Measure Algorithm Success
Full prompt: Once you have built an algorithm, how do you know that it works well?
Describe the metrics you would use if this was a classification model vs. those you would use for a regression problem.
For classification problems start with a confusion matrix, and then build on it to describe the metrics you are interested in.
For classification, describe how the change in threshold impacts your metrics.
Why isn’t accuracy always a useful metric?
Describe precision-recall curves and how they differ from ROC curves. How do these plots inform how well your model is performing?

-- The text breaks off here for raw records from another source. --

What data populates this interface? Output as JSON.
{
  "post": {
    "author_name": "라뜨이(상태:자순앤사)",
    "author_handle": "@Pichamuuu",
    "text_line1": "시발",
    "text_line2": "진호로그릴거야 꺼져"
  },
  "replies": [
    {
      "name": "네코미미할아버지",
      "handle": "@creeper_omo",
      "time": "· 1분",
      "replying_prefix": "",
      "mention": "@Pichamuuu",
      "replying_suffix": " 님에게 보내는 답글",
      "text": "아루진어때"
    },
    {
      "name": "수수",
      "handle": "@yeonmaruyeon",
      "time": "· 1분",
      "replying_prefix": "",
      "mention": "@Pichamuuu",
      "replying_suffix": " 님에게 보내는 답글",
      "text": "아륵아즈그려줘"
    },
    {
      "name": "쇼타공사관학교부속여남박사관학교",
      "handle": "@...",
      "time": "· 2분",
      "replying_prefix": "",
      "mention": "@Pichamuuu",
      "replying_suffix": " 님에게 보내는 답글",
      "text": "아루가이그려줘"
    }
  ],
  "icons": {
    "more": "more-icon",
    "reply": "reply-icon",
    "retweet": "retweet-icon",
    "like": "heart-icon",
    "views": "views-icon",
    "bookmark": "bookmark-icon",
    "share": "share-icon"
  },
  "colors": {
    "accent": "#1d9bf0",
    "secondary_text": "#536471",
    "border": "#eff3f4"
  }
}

We use several metrics to understand how our model works:
- For classification algorithms, we might use accuracy, F1 scores, precision, recall, AUC, or many other metrics. In general, the closer these metrics are to 1, the better your model is performing.
- For regression algorithms, usually MAE or MSE are used. For either of these, lower values are better.
It’s good practice to split your data into training and testing data. This ensures that your “good” metric scores aren’t due to overfitting on the data the model has already seen, but are instead picking up on trends that can generalize to new data.
Eventually, your model will be put into the real world. At this point, the actual model metric values may matter less. Ultimately, there are business metrics you care about driving (e.g. increase in conversion rate, revenue, and engagement). These metrics guide your model once it is moved out of training and launched into production.
What makes this answer effective
This answer shows an understanding of different metrics, the risk of overfitting, and the importance of considering real-world business implications.
Other considerations
With more time, dive deeper into the details of the different metrics, especially if the interviewer prompts you to do so. You may also discuss how to monitor metrics over time once your model is deployed into production. For example, you can discuss metric movement from feature updates or model drift.